MADMAN ACROSS THE WATER
When I was a kid, we used to sing a song that began, “My country’s tired of me, I’m going to Germany.” Most of America is tired of Donald Trump, but he wouldn’t dare go to Germany. Barack Obama was in Berlin yesterday, where he was given a hero’s welcome by a crowd estimated at 70,000 (including the new leader of the free world, Chancellor Angela Merkel, who was all smiles). The only way Trump could draw a crowd that size would be if they were carrying torches and pitchforks. Nah, just kidding. Germans would certainly protest, but they’d do it politely.
While Obama was being cheered at the Brandenburg Gate, Trump was in Brussels at the NATO summit, insulting Germany. “The Germans are bad, very bad,” he said, citing the “millions of cars they are selling to the U.S. Terrible. We will stop this.” Someone forgot to tell him that Mercedes Benz manufactures some of its cars in Alabama and South Carolina; that BMW also has a large plant in South Carolina; and Volkswagen makes cars in Tennessee. Those three states all voted rather enthusiastically for Donald Trump last November. Surely Trump wouldn’t do anything to harm his ardent supporters, right?

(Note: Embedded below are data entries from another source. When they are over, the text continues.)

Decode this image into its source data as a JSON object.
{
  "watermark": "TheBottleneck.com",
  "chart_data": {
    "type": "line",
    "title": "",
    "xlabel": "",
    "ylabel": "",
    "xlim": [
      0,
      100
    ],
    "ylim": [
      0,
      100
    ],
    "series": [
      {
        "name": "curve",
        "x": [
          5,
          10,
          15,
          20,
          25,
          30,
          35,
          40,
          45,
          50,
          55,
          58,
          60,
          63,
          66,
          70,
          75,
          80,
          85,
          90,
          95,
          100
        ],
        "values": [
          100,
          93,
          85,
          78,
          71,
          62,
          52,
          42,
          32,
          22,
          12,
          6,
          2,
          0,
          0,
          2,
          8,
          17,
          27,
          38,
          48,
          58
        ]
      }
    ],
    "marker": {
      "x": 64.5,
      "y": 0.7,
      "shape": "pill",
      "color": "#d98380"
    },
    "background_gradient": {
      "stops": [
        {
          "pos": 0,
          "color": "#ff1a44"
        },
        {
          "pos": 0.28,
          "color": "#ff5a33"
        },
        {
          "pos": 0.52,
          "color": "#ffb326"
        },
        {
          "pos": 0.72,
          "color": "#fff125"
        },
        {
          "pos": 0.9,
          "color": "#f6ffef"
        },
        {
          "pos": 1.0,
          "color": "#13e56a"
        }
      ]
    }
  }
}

Wrong. Both Trump’s proposed budget and the Republican health care bill are bad for almost everyone, but Red States will suffer disproportionately if either proposal becomes law. Oh, and that promise to bring coal jobs back in West Virginia? Yesterday Trump’s chief economic advisor Gary Cohn said that coal “doesn’t make that much sense anymore.” Which is true, but it’s not what he was telling folks in Appalachia when he was courting their votes.

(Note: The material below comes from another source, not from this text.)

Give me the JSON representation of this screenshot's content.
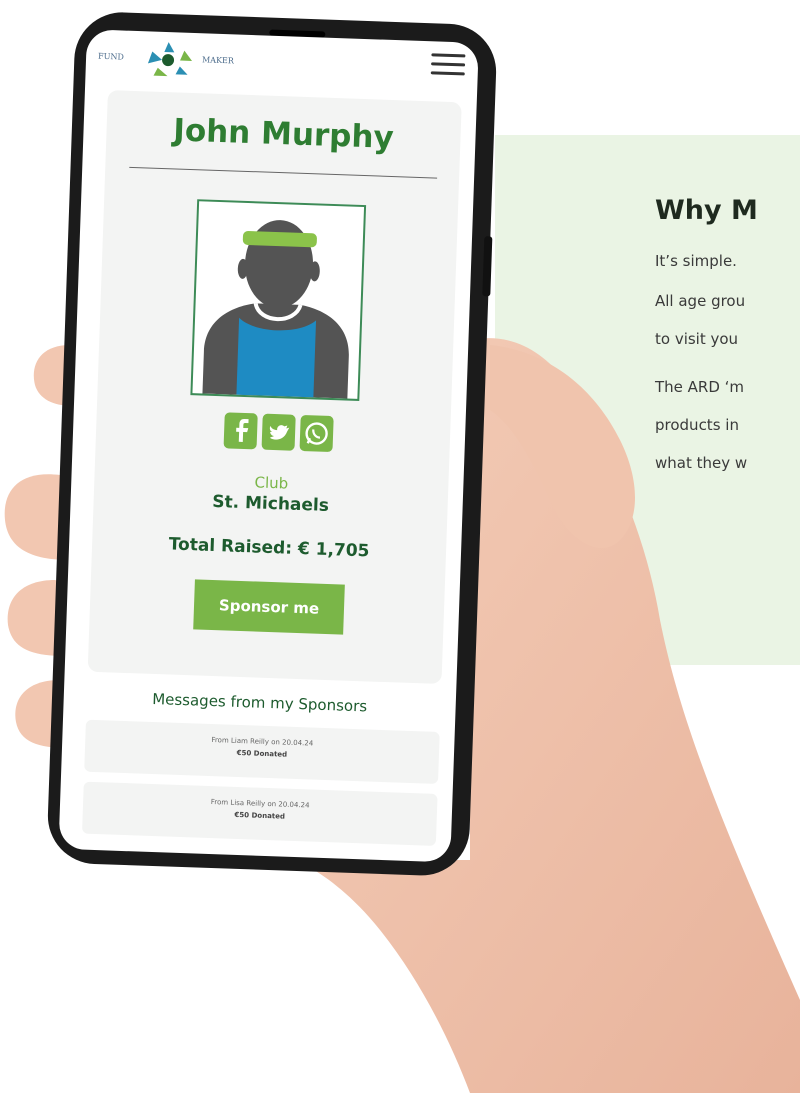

I doubt that Trump even sees a disconnect between his promises and his policies. He seems to live in a twilight world where whatever he wishes to believe is true. You might describe someone like that by saying “He was crazy. A real nut job.” The most accurate commentary on Donald Trump comes from Trump himself, when he criticizes other people. He projects like mad.
Many Trump supporters knew exactly what they were doing when they voted for him in November, and they’ll get what they deserve. But millions of others were suckered by false promises. Trump has made a living on the backs of suckers like that, from students who enrolled in Trump University to the myriad contractors he stiffed once they’d completed their work.